Tuesday, October 19, 2010

The Antidote to Exhaustion

First in a series of posts about the October 2010 UUA Board Meeting

The October UUA Board meeting was significantly different than the first full board meeting I attended in 2007, though just as many hours – 60 hours of board activities spread over 5 days. A full year into Policy Governance®, we still struggle with detail that may not entirely be board work - for example, we have over 20 board committees and 4 working groups, which are probably a bit more than John Carver had in mind. Still, we are focusing in much different topics than we were when I first joined the Board.

Topics from the Board meeting that will be explored in more detail over the next few months include the conversations held over the past 8 months with member congregations, regionalization of service delivery, plans for a Justice GA, potential by-laws changes, how the Board holds itself accountable, and some exciting approaches to further conversations with those we are accountable to.

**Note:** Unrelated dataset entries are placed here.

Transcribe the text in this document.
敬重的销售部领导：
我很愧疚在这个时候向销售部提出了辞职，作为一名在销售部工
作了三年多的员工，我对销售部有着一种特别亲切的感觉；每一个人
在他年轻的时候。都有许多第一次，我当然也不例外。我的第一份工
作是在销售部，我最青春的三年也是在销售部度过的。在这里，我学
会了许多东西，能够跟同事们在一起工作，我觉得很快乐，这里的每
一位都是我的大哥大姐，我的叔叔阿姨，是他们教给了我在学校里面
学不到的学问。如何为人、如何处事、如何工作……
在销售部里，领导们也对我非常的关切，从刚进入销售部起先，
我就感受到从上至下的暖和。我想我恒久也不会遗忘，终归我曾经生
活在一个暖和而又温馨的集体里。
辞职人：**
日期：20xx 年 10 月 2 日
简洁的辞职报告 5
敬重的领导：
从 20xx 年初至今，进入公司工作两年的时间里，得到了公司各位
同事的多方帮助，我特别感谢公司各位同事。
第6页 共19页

What is emerging amid the liaison and committee reports and the hours spent within those groups, are some deep and important discussions that give me a glimpse of what it is like to focus on values and the future more than the past – and that make me hunger for more of it. Never have I been so keenly aware of the opportunity cost of “the way we do things around here” – the hours (within the board meetings and beyond) spent by board members (UUA and District) and so many other volunteers that keep us incredibly busy – and may or may not be moving us further towards what we are longing for as a faith.

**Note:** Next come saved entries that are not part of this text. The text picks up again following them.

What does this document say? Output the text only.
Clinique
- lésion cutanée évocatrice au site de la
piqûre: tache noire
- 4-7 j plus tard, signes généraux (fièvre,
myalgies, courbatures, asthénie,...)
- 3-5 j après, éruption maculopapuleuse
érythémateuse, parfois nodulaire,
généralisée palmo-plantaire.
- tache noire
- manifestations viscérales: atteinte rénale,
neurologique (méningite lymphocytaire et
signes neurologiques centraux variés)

On Wednesday night, board member (and the Reverend) Will Saunders quoted an exchange between poet David Whyte and Brother David, an Austrian monk who was a friend of his. Whyte had been working non-stop with a non-profit and finally hit a wall, bursting into a meeting to ask “Has anyone seen David? I need to speak with David.”

There was only one David in the organization – himself. After a moment of stunned silence, everyone in the room laughed – except Whyte. He had been serious – and was exhausted. Later he said to Brother David “Tell me about exhaustion.” His friend replied “the antidote to exhaustion is not necessarily rest… the answer to exhaustion is whole-heartedness”.

I have mentioned before in these posts the strange combination of tired and alive that comes out of these meetings. One of the things that sustains this board is the underlying worship that goes with it. We started the Board meeting this past week with more than usual - and we all felt the impact. Share part of it with us by clicking here and on the video link on the right to see (the Reverend Doctor) Susan Ritchie's vespers that preceded Will's recounting of the story above.

1 comment:

Mary Ellen from Napa said...

Thank you for this, I find it incredibly apt.